Japanese banks take steps overseas, gingerly
TOKYO (Reuters) - Unburdened by heavy subprime losses, and stuck with sputtering growth at home, Japan's big banks are once again investing and lending abroad, but investors should not expect a string of blockbuster buyouts.
Only a few years removed from a bad-loan crisis that pushed many lenders to the brink of collapse and sparked widespread industry consolidation, Tokyo banks will continue to keep their acquisitions conservative, bankers and analysts say.
Last week Sumitomo Mitsui Financial Group (8316.T), Japan's third-largest bank, said it would pay about $1 billion to take a 2 percent stake in Britain's subprime-scorched Barclays (BARC.L).
Earlier this year Mizuho Financial Group (8411.T) injected $1.2 billion into Merrill Lynch & Co. MER.N.
Although big news by recent standards, the deals are minor-league compared to the overseas shopping spree of the 1980s, when at one time Japan was estimated to control more than a quarter of California's banking market.
Most of those investments were later sold as Tokyo faltered under mounting bad loans. Now that the subprime crisis has sapped Western financial firms of cash and risk appetite, Japanese bankers acknowledge they have a chance to rebuild overseas.
"We would of course consider investing in financials where capital has been depleted by the subprime," Tatsuo Tanaka, deputy president of the core bank of Mitsuibishi UFJ Financial Group (8306.T) told the Reuters Japan Investment Summit this week.
But Tanaka acknowledged that Mitsubishi UFJ, Japan's largest bank, would take a cautious tack in building up overseas.
"There's a difference between a financial investment and a strategic investment. Rather than looking to boost our short-term profits, we would build a mid- to long-term relationship with a financial firm," he said.
Top Mitsubishi UFJ bankers, including the president of the group's main bank, have said the bank aims to take minority stakes in overseas firms, and then build business alliances.
Mitsubishi UFJ's brokerage arm in April raised its stake in Singapore's Kim Eng Holdings (KEHS.SI) to about 15 percent.

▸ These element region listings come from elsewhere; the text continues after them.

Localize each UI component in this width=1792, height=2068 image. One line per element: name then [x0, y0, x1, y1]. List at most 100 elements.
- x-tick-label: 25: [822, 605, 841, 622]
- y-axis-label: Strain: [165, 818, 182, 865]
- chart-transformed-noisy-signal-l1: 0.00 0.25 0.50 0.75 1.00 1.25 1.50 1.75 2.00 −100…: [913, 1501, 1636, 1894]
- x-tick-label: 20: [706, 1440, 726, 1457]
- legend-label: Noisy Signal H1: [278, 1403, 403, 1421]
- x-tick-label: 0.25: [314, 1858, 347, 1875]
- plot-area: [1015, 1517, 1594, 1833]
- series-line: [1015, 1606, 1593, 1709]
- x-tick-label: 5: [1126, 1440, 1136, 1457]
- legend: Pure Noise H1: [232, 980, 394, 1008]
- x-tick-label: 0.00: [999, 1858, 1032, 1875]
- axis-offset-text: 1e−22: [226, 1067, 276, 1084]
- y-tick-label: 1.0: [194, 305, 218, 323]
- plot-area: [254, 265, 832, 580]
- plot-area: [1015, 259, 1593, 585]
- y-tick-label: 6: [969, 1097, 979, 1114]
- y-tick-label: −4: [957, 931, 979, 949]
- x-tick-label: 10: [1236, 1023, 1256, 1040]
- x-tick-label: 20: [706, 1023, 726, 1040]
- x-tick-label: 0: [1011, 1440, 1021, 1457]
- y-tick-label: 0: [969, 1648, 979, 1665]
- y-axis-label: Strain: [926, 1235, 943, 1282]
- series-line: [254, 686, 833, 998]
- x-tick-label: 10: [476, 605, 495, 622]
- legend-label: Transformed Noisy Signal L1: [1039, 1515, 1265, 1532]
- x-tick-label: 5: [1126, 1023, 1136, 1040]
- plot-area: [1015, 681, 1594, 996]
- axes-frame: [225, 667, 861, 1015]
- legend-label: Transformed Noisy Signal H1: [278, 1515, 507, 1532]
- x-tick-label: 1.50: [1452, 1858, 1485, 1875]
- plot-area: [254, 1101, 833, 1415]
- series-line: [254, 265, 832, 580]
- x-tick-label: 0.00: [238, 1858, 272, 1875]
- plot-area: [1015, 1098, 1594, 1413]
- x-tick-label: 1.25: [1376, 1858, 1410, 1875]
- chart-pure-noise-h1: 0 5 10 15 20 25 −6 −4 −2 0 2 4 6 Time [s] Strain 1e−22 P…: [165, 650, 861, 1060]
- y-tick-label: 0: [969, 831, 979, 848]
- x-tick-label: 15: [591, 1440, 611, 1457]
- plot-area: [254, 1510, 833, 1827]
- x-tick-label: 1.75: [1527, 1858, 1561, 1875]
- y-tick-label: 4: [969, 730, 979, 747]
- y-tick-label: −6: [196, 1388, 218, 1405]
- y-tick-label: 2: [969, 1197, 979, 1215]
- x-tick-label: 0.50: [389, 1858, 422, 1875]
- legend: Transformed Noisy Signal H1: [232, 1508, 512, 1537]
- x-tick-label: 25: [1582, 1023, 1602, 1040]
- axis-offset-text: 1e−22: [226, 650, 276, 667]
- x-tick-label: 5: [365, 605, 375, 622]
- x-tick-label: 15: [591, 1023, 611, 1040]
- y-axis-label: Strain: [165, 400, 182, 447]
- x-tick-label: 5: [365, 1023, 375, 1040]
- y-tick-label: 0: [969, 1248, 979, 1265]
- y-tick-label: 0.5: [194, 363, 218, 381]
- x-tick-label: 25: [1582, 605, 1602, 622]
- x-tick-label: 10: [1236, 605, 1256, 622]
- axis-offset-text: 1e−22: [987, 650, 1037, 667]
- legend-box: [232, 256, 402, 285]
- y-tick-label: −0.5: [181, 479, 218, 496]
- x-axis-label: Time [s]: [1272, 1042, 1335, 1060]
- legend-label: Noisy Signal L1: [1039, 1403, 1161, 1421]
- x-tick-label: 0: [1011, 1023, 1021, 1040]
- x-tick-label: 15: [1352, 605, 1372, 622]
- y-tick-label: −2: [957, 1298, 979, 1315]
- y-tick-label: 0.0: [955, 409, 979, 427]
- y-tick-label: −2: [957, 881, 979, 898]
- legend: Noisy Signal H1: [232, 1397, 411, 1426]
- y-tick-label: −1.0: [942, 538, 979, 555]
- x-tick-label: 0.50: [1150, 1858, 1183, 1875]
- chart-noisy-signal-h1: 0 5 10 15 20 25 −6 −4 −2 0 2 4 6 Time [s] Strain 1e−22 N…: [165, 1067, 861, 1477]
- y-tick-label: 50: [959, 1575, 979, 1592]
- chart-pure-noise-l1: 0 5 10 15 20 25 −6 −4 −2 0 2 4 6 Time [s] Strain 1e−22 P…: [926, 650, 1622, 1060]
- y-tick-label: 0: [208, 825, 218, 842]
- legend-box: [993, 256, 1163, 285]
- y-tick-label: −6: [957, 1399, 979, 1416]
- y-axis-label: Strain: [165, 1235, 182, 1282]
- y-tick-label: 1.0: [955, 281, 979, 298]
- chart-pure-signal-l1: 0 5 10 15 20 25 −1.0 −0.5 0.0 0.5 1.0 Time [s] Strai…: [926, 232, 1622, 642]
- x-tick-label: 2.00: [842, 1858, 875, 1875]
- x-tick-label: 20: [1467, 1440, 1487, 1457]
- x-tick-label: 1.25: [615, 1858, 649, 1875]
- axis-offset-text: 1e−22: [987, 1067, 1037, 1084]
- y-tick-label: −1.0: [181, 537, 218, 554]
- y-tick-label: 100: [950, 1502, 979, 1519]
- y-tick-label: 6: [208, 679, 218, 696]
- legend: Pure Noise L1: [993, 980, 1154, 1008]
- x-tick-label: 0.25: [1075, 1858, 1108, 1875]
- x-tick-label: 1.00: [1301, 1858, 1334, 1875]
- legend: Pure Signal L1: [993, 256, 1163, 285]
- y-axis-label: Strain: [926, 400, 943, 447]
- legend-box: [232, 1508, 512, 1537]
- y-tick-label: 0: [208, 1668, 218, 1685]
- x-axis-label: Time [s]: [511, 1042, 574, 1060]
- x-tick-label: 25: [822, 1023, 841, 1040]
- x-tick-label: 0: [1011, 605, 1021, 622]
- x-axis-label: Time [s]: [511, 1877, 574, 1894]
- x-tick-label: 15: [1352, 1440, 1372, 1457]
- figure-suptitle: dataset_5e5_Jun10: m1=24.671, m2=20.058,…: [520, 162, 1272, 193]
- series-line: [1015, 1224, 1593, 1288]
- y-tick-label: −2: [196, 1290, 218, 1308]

Together the two firms operate a joint venture in asset management.
TYPICAL JAPANESE?
The strategy of taking a small portion in an overseas firm -- such as Sumitomo Mitsui's 2 percent stake in Barclays -- is too meek to deliver real results, said Kristine Li, banking analyst at KBC Securities in Tokyo.

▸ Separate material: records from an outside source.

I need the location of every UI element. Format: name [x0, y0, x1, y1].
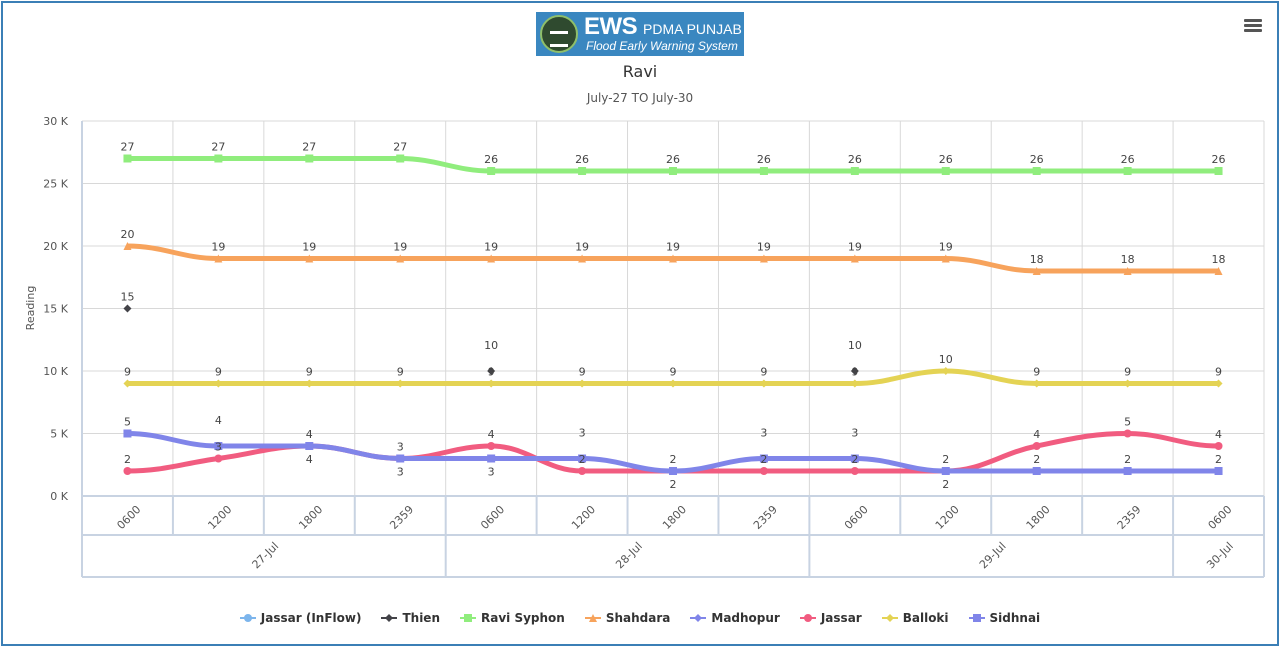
legend-marker [972, 614, 981, 622]
legend-marker [694, 614, 703, 622]
legend-symbol-icon [690, 614, 707, 622]
legend-item-sidhnai[interactable]: Sidhnai [968, 611, 1041, 625]
legend-symbol-icon [239, 614, 256, 622]
legend-item-jassar[interactable]: Jassar [799, 611, 862, 625]
legend-marker [885, 614, 894, 622]
legend-label: Shahdara [605, 611, 671, 625]
legend-marker [243, 614, 252, 622]
chart-legend: Jassar (InFlow) Thien Ravi Syphon Shahdara M… [0, 611, 1280, 625]
legend-label: Madhopur [711, 611, 780, 625]
legend-label: Balloki [902, 611, 949, 625]
legend-item-madhopur[interactable]: Madhopur [690, 611, 780, 625]
legend-label: Thien [402, 611, 440, 625]
logo-subtitle: Flood Early Warning System [586, 39, 738, 53]
legend-symbol-icon [799, 614, 816, 622]
legend-item-jassar-inflow[interactable]: Jassar (InFlow) [239, 611, 362, 625]
logo-org: PDMA PUNJAB [643, 21, 742, 37]
legend-marker [803, 614, 812, 622]
legend-marker [464, 614, 472, 622]
legend-symbol-icon [584, 614, 601, 622]
logo-title: EWS [584, 13, 638, 40]
legend-label: Jassar (InFlow) [260, 611, 362, 625]
legend-symbol-icon [968, 614, 985, 622]
legend-item-balloki[interactable]: Balloki [881, 611, 949, 625]
legend-item-thien[interactable]: Thien [381, 611, 440, 625]
pdma-seal-icon [540, 15, 578, 53]
legend-symbol-icon [460, 614, 476, 622]
ews-logo: EWS PDMA PUNJAB Flood Early Warning Syst… [536, 12, 744, 56]
legend-marker [385, 614, 394, 622]
legend-symbol-icon [381, 614, 398, 622]
legend-item-shahdara[interactable]: Shahdara [584, 611, 671, 625]
hamburger-menu-icon[interactable] [1244, 19, 1262, 33]
legend-label: Ravi Syphon [481, 611, 565, 625]
legend-item-ravi-syphon[interactable]: Ravi Syphon [460, 611, 565, 625]
legend-label: Sidhnai [989, 611, 1041, 625]
legend-marker [588, 614, 597, 622]
legend-symbol-icon [881, 614, 898, 622]
legend-label: Jassar [820, 611, 862, 625]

"It's very typical Japanese style: first you put a little capital in and try to do some kind of tie-up," Li said in a recent interview with Reuters.
"I just don't think it's Western style and I don't think it will really deliver anything significant."
Dubbing the strategy as "typical Japanese" doesn't bother Sumitomo Mitsui's president, Teisuke Kitayama.
"We (Japanese) are not big hunters. We are agricultural people," he told the Reuters Summit on Wednesday.
"So far our tentative conclusion is to stay with the current, present investment. That's it. And then sometime in the future we will decide whether we will make more investment or not."
The banks have agreed to tie up in areas such as private banking and overseas commercial banking.
Sumitomo Mitsui will also consider other investments in the subprime-hit West, Kitayama said.
"The current turmoil is not over yet. There will be opportunities for us to make investments in some of the operations to be disposed by ... Western financial institutions, together with some opportunities for capital investment," he said.
OVERSEAS LENDING
While acquisitions abroad are likely to come at a slow pace, overseas lending has been rapidly expanding for Japanese banks, which are able to step in to fund cash-strapped Western rivals.
Sumitomo Mitsui saw loans outside of Japan rise 44 percent in the year to March 2008 from the previous year, with much of the growth in Europe and North Asia.
Mitsubishi UFJ has said it is increasingly approached for bridge loans, a kind of short-term funding, overseas.
Expanding overseas lending is critical for Japanese banks, because they face fierce competition and slack demand in the domestic market.
While Japanese banks have yet to once again take big overseas stakes, their renewed outward focus demonstrates growing confidence.
"Arguably a single digit percentage doesn't make much difference, but it's the first step," Steven Thomas, head of mergers and acquisitions for UBS in Japan, told the Reuters Investment Summit.
"Will we see some dramatic, large scale acquisitions overseas by financial services companies? In my own view, we may in the future but it will still take quite a long time until the stars will be aligned for that to happen."